David Junger · Answer 7 · Sat Apr 17 2021 22:27:27 GMT+0800 (China Standard Time)

I suggest you look at the streaming demo using the ServiceWorker if you're interested in memory efficiency. Your network tab should tell quite a different story…

You see, when you call blob() on the Response returned by client-zip, you tell the browser to buffer the whole thing, and only then do you generate the Blob URL to initiate the download for the user. That's what explains your observation, not fetch waiting for anything. I put that code with blob() in the README as a simple example for using client-zip because it is easier to understand than going through the ServiceWorker (also, it works in Safari) but it's not ideal for large files.

Finally, to address your progress bar issue, look at issue #19 .

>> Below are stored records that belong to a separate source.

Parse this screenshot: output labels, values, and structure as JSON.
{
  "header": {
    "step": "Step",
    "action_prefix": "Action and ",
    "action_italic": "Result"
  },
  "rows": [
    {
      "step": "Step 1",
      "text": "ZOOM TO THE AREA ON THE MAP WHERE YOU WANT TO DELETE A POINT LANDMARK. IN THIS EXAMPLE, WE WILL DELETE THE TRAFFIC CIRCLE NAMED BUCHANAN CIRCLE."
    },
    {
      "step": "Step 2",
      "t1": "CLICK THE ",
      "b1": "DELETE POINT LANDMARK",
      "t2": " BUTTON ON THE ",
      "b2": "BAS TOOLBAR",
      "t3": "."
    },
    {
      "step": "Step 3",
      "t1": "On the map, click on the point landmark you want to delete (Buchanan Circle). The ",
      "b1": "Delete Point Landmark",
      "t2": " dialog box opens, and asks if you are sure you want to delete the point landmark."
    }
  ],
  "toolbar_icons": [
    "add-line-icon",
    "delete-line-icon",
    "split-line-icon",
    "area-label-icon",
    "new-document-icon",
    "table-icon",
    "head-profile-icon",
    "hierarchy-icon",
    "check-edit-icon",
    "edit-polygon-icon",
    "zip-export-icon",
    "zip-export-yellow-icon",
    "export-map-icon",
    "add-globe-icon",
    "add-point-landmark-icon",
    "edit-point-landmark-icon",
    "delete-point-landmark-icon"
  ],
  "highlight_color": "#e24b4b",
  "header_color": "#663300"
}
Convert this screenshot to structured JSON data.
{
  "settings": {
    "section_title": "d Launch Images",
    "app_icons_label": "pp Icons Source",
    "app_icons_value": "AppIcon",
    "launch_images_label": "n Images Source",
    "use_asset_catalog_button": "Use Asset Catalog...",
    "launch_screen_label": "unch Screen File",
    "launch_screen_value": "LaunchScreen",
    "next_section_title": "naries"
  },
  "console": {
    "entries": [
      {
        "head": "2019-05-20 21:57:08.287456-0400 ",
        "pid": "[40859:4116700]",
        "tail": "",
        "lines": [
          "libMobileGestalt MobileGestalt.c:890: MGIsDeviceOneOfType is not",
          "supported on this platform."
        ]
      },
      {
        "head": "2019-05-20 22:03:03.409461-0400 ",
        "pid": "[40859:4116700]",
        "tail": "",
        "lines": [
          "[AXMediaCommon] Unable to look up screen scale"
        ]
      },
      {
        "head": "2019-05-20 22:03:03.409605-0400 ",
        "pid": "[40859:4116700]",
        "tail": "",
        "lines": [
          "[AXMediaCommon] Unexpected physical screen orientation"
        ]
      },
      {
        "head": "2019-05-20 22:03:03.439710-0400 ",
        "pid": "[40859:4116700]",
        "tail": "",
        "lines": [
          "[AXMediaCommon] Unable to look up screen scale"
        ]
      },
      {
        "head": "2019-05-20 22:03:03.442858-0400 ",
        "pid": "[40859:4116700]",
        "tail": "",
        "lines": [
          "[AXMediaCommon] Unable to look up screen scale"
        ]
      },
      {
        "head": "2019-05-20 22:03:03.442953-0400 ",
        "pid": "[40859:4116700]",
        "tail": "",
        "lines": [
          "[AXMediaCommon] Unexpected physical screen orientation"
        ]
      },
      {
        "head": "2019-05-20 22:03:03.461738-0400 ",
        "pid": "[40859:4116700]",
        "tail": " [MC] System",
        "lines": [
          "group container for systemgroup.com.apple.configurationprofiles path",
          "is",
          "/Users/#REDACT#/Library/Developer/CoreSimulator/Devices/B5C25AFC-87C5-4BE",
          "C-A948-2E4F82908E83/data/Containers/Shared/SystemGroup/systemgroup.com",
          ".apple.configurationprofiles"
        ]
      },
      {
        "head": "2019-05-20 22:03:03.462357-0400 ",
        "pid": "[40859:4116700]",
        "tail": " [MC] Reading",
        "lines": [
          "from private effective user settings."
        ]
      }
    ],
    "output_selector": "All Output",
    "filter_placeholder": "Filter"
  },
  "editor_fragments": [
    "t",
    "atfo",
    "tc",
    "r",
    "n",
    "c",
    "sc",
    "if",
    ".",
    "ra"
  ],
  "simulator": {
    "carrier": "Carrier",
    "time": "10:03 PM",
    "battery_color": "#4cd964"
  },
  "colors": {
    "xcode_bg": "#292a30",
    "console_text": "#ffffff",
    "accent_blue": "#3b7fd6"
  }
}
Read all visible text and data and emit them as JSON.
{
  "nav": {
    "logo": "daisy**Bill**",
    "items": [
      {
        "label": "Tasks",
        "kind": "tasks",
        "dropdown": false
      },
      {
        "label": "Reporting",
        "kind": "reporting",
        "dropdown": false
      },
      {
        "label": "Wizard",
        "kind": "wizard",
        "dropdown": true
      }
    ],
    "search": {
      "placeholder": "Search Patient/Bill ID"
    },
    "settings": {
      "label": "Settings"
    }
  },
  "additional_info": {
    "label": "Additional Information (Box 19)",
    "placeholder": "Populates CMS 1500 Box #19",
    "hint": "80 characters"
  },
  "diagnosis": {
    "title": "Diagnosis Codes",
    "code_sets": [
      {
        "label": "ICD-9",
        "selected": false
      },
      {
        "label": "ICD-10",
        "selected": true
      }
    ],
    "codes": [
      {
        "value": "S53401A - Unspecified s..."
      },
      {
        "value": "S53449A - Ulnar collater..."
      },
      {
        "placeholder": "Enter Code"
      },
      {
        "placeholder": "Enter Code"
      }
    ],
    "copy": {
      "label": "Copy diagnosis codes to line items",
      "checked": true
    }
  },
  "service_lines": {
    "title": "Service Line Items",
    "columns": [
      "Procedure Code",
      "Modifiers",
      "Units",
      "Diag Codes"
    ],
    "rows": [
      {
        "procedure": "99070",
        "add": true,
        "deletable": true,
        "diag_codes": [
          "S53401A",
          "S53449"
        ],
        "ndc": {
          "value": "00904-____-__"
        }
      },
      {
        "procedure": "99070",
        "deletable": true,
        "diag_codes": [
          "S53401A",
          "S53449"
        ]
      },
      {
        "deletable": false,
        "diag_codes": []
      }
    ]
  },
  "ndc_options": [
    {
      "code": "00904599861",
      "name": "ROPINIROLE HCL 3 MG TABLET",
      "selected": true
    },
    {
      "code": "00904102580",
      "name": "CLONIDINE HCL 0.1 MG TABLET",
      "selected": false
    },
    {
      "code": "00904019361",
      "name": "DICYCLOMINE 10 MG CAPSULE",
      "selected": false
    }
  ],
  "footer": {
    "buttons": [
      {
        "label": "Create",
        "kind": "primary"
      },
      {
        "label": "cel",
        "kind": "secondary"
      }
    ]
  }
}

David Junger · Answer 8 · Sat Apr 17 2021 22:30:13 GMT+0800 (China Standard Time)

And yes, streamsaver uses a ServiceWorker, although not in the same way I am doing it in my demo (my demo generates the Zip inside the SW, whereas streamsaver just passes the stream generated in the main window to the SW).

myeongwooni · Answer 9 · Tue Nov 09 2021 18:43:01 GMT+0800 (China Standard Time)

Hello! Thanks for this library! 👍

I'm a beginner and got a little trouble.
Is there a way to add name to each file if I use this function?

async function* downloadGenerator(urls) {
  for(const url of urls) yield await fetch(url)
}

const zippedBlob = await downloadZip(downloadGenerator(urls)).blob()

David Junger · Answer 10 · Tue Nov 09 2021 19:18:47 GMT+0800 (China Standard Time)

Hello @myeongwooni. Yes, you can yield objects with name, lastModified and input properties instead of just the Response. For example, if you want sequential filenames and you know all the files are plain text :

let number = 1
async function* downloadGenerator(urls) {
  for(const url of urls) yield { input: await fetch(url), name: `file${number++}.txt` }
}

Of course you might need more logic there to compute appropriate filenames. You have access to the whole Response for that. It's how client-zip does it by default when you just pass it a Response: it looks at the response headers (specifically the Content-Disposition header if present ; if not, it will use the last part of the URL's pathname).

myeongwooni · Answer 11 · Wed Nov 10 2021 10:32:26 GMT+0800 (China Standard Time)

Thanks!!
It worked 👍👍
I really appreciate for the library and your comment!